Exercise E3 Pure Resistor Network Simplification
(written test, approx. 13 % of a 60-minute written test, WS2022)
The following circuit with $R_1=200 ~\Omega$, $R_2=R_3=100 ~\Omega$ and the switch $S$ is given.
1. The switch shall now be open. Calculate the equivalent resistance $R_{\rm eq}$ between $\rm A$ and $\rm B$.
The equivalent resistor is given by a parallel configuration of resistors in series:
\begin{align*}
R_{\rm eq} &= (R_2 + R_1 + R_1)||(R_2 + R_2)\\
R_{\rm eq} &= (100 ~\Omega + 200 ~\Omega + 200 ~\Omega )&&||(100 ~\Omega + 100 ~\Omega ) &&\\
R_{\rm eq} &= (500 ~\Omega )&&||(200 ~\Omega )&&\\
R_{\rm eq} &= {{500 ~\Omega \cdot 200 ~\Omega }\over{500 ~\Omega + 200 ~\Omega}}&&\\
\end{align*}
\begin{align*}
R_{\rm eq} &= 142.8 ~\Omega \\
\end{align*}
2. The switch shall now be closed. Calculate the equivalent resistance $R_{\rm eq}$ between $\rm A$ and $\rm B$.
Now a wye-delta transformation is necessary.

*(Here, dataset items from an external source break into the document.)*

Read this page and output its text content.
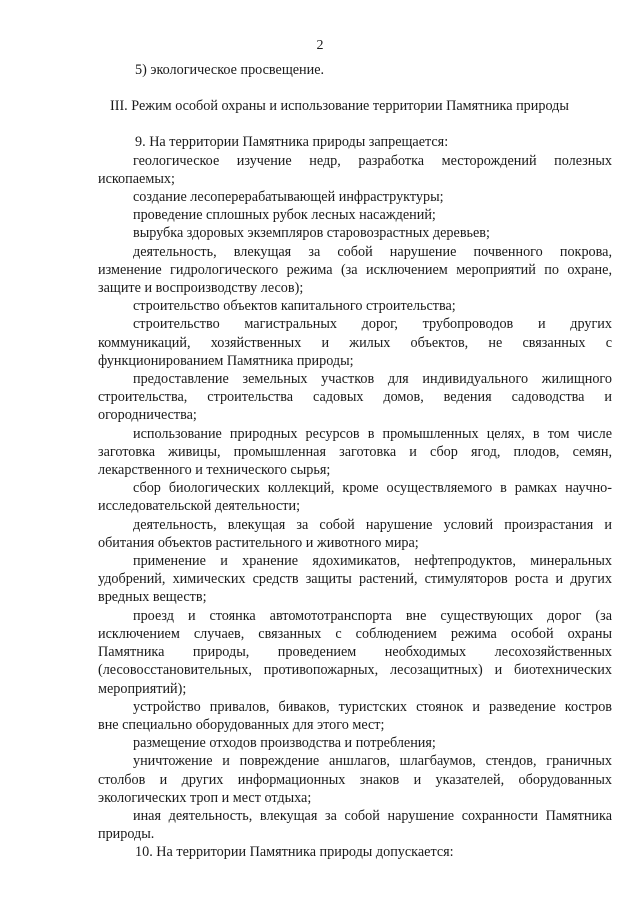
2
5) экологическое просвещение.
III. Режим особой охраны и использование территории Памятника природы
9. На территории Памятника природы запрещается:
геологическое изучение недр, разработка месторождений полезных
ископаемых;
создание лесоперерабатывающей инфраструктуры;
проведение сплошных рубок лесных насаждений;
вырубка здоровых экземпляров старовозрастных деревьев;
деятельность, влекущая за собой нарушение почвенного покрова,
изменение гидрологического режима (за исключением мероприятий по охране,
защите и воспроизводству лесов);
строительство объектов капитального строительства;
строительство магистральных дорог, трубопроводов и других
коммуникаций, хозяйственных и жилых объектов, не связанных с
функционированием Памятника природы;
предоставление земельных участков для индивидуального жилищного
строительства, строительства садовых домов, ведения садоводства и
огородничества;
использование природных ресурсов в промышленных целях, в том числе
заготовка живицы, промышленная заготовка и сбор ягод, плодов, семян,
лекарственного и технического сырья;
сбор биологических коллекций, кроме осуществляемого в рамках научно-
исследовательской деятельности;
деятельность, влекущая за собой нарушение условий произрастания и
обитания объектов растительного и животного мира;
применение и хранение ядохимикатов, нефтепродуктов, минеральных
удобрений, химических средств защиты растений, стимуляторов роста и других
вредных веществ;
проезд и стоянка автомототранспорта вне существующих дорог (за
исключением случаев, связанных с соблюдением режима особой охраны
Памятника природы, проведением необходимых лесохозяйственных
(лесовосстановительных, противопожарных, лесозащитных) и биотехнических
мероприятий);
устройство привалов, биваков, туристских стоянок и разведение костров
вне специально оборудованных для этого мест;
размещение отходов производства и потребления;
уничтожение и повреждение аншлагов, шлагбаумов, стендов, граничных
столбов и других информационных знаков и указателей, оборудованных
экологических троп и мест отдыха;
иная деятельность, влекущая за собой нарушение сохранности Памятника
природы.
10. На территории Памятника природы допускается:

Since $R_2=R_3$ and based on the equations for the transformation, the transformed $R_Y$ is given as:
\begin{align*}
R_{Y} &= {{R_2 \cdot R_2}\over{R_2 + R_2 + R_2}} \\
&= {{(100 ~\Omega)^2}\over{3 \cdot 100 ~\Omega}} \\
&= {{1}\over{3}} \cdot 100 ~\Omega = 33.33 ~\Omega
\end{align*}
Since $R_2=R_3$ and based on the equations for the transformation, the transformed $R_Y$ is given as:
\begin{align*}
R_{Y} &= {{R_2 \cdot R_2}\over{R_2 + R_2 + R_2}} \\
&= {{(100 ~\Omega)^2}\over{3 \cdot 100 ~\Omega}} \\
&= {{1}\over{3}} \cdot 100 ~\Omega = 33.33 ~\Omega
\end{align*}
The equivalent resistor is given by a parallel configuration of resistors in series: \begin{align*} R_{\rm eq} &= R_Y + (R_Y + R_1 + R_1)||(R_Y + R_2)\\ R_{\rm eq} &= 33.33 ~\Omega + (33.33 ~\Omega + 400 ~\Omega)||(33.33 ~\Omega + 100 ~\Omega)\\ \end{align*}
\begin{align*}
R_{\rm eq} &= 135.3 ~\Omega \\
\end{align*}